Among his many projects was getting Dwight Gooden back on track when the former Mets star joined the Yankees in 2000. Gooden complemented a staff that drove the Yankees to a Subway Series championship in five games over Gooden’s former team.
“He gets right to the heart of the matter and makes you face the things that no one wants to face,” Gooden was quoted in the New York Daily News. “He saved me. He made it so I could contribute and get a ring that year.”
Schenectady’s 1954 Little League World Series championship followed a 1-0 loss to Birmingham, Ala., in the title game in 1953 that prompted manager Mike Maietta to vow a return to Williamsport to win the title.
Connors played one of the biggest roles to ensure that.
Schenectady got out of the 1954 regionals when he pitched a 13-strikeout no-hitter to beat Lake View of the Bronx 6-0, a perfect game except for the fact that Connors plunked the first batter he faced.
“We were picked to lose because everybody on their team was bigger than us,” said Joe Loudis, the second baseman on that team. “Billy hit the first guy on purpose and then threw a perfect game the rest of the way.”
“My attitude was, when Billy was on the mound, we were going to win, and when I was on the mound, we were going to win,” Masucci said. “Everybody said they [Lake View] were going to the World Series. We looked small, but Billy was six-feet, and he mowed ’em down.”
With Connors pitching in the semifinals in Williamsport, Masontown, Pa., scored in the fourth inning to end a 38-inning shutout streak contructed almost exclusively by the Twin Bills.
Masucci pitched in the championship game, a 7-5 victory over Colton, Calif., touching off a celebration that extended well beyond City Hall and the General Electric plant in Schenectady to the “Today” television show and two World Series games at the Polo Grounds between the New York Giants and Cleveland Indians.
Connors would get to the big show eventually, too, but never lost touch with his roots.
As a player, he rode his curveball to the majors.
“His greatest attribute was he was a 12-year-old kid with a major league curveball,” Kramer said. “I used to catch him at his house, and I couldn’t catch the curveball. It was unbelievable. It broke so low and wide. He had great hands and could hold it and twist it in ways other kids couldn’t.”
“He was fun-loving and easy-going,” Barbieri said. “I think he knew what his objective was in life and that no one could stop him from achieving that.”
Connors was well ensconced in the Yankees front office when he returned to the Capital Region in 2004 to be part of the Schenectady City School District Athletic Hall of Fame induction of the entire 1954 Little League team.
“I got to talk to him, but everybody wanted a piece of him that night. I had to let him go,” Masucci said. “He was the organizer.
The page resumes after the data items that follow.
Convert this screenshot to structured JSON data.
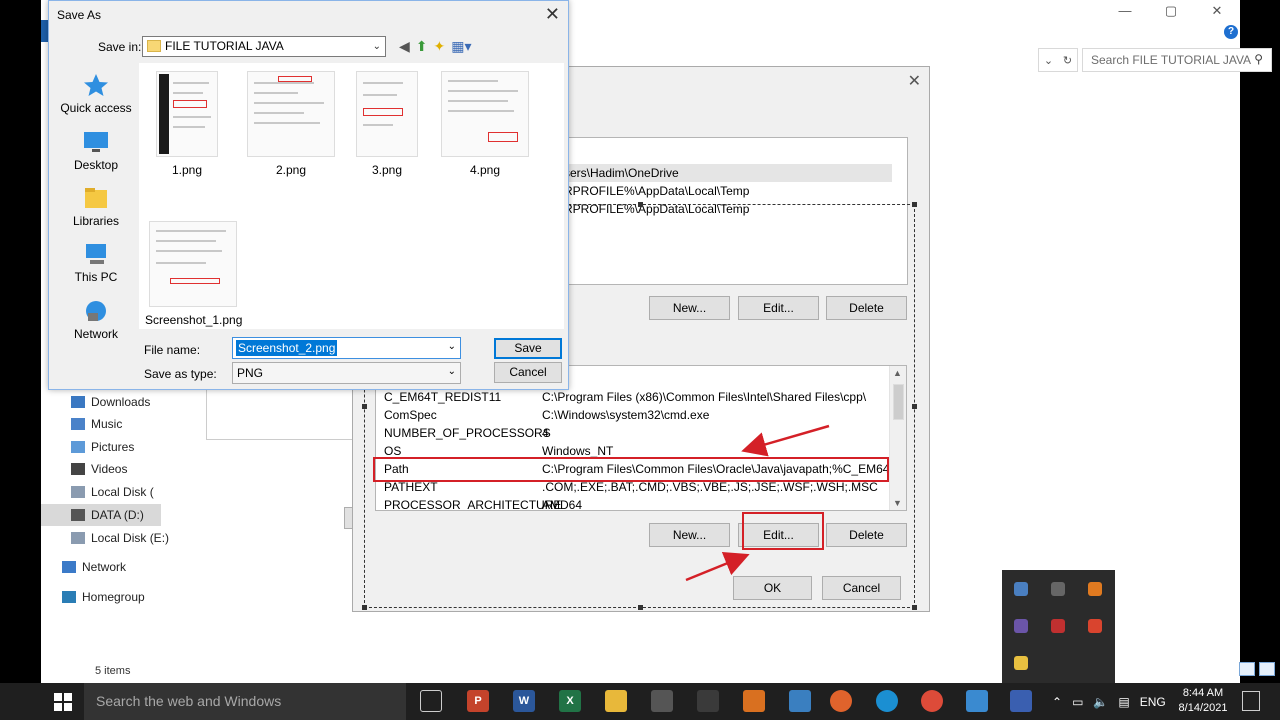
{
  "explorer": {
    "window_controls": [
      "—",
      "▢",
      "✕"
    ],
    "search_placeholder": "Search FILE TUTORIAL JAVA",
    "nav_items": [
      "Downloads",
      "Music",
      "Pictures",
      "Videos",
      "Local Disk (",
      "DATA (D:)",
      "Local Disk (E:)",
      "Network",
      "Homegroup"
    ],
    "status": "5 items",
    "ok_label": "OK"
  },
  "env_dialog": {
    "user_vars": [
      {
        "name": "",
        "value": "sers\\Hadim\\OneDrive"
      },
      {
        "name": "",
        "value": "RPROFILE%\\AppData\\Local\\Temp"
      },
      {
        "name": "",
        "value": "RPROFILE%\\AppData\\Local\\Temp"
      }
    ],
    "user_buttons": {
      "new": "New...",
      "edit": "Edit...",
      "delete": "Delete"
    },
    "system_vars": [
      {
        "name": "C_EM64T_REDIST11",
        "value": "C:\\Program Files (x86)\\Common Files\\Intel\\Shared Files\\cpp\\"
      },
      {
        "name": "ComSpec",
        "value": "C:\\Windows\\system32\\cmd.exe"
      },
      {
        "name": "NUMBER_OF_PROCESSORS",
        "value": "4"
      },
      {
        "name": "OS",
        "value": "Windows_NT"
      },
      {
        "name": "Path",
        "value": "C:\\Program Files\\Common Files\\Oracle\\Java\\javapath;%C_EM64T_..."
      },
      {
        "name": "PATHEXT",
        "value": ".COM;.EXE;.BAT;.CMD;.VBS;.VBE;.JS;.JSE;.WSF;.WSH;.MSC"
      },
      {
        "name": "PROCESSOR_ARCHITECTURE",
        "value": "AMD64"
      }
    ],
    "system_buttons": {
      "new": "New...",
      "edit": "Edit...",
      "delete": "Delete"
    },
    "ok": "OK",
    "cancel": "Cancel"
  },
  "save_as": {
    "title": "Save As",
    "save_in_label": "Save in:",
    "save_in_value": "FILE TUTORIAL JAVA",
    "places": [
      "Quick access",
      "Desktop",
      "Libraries",
      "This PC",
      "Network"
    ],
    "files": [
      "1.png",
      "2.png",
      "3.png",
      "4.png",
      "Screenshot_1.png"
    ],
    "file_name_label": "File name:",
    "file_name_value": "Screenshot_2.png",
    "save_type_label": "Save as type:",
    "save_type_value": "PNG",
    "save_button": "Save",
    "cancel_button": "Cancel"
  },
  "taskbar": {
    "search_placeholder": "Search the web and Windows",
    "lang": "ENG",
    "time": "8:44 AM",
    "date": "8/14/2021"
  }
}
He was a great guy, and if people wanted [Yankees] tickets, Billy got them tickets without a problem.”
That same year, Loudis and his wife accompanied Connors to Williamsport, where they were honored at the pitcher’s mound with ESPN’s Harold Reynolds for the 50-year anniversary of the World Series.
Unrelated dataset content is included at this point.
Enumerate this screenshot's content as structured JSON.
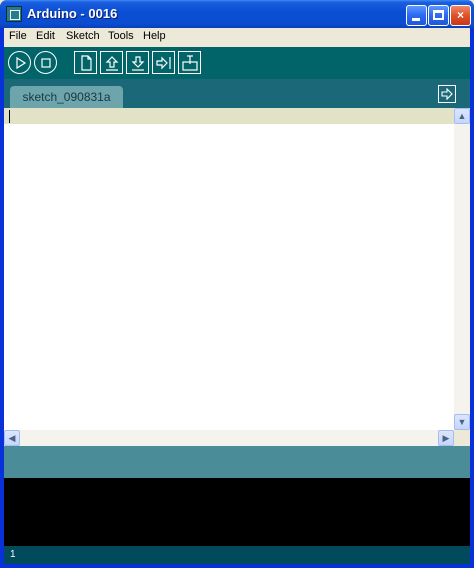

“He did a lot for Schenectady,” Loudis said.
Connors did a lot for his major league employers, too.
Besides the Yankees, he coached with the Kansas City Royals, Chicago Cubs and Seattle Mariners.
For much of his long stint with the Yankees, he helped run the player development system at the team’s minor league headquarters in Tampa, Fla.
“All I know is he was considered the guru,” Masucci said. “Even when he was with the Cubs, they called him that. He was the man. He knew what he was doing. He did camera work with the Mets and just studied the game.”
Connors’ heart was never far from Schenectady, though.
“I have my Little League world championship jersey up on my wall, a bat and a trophy,” Connors said in a 1994 Schenectady Gazette article about the 1954 team. “You never forget that. It’s something you never, ever forget. It was the greatest thrill of our lives.”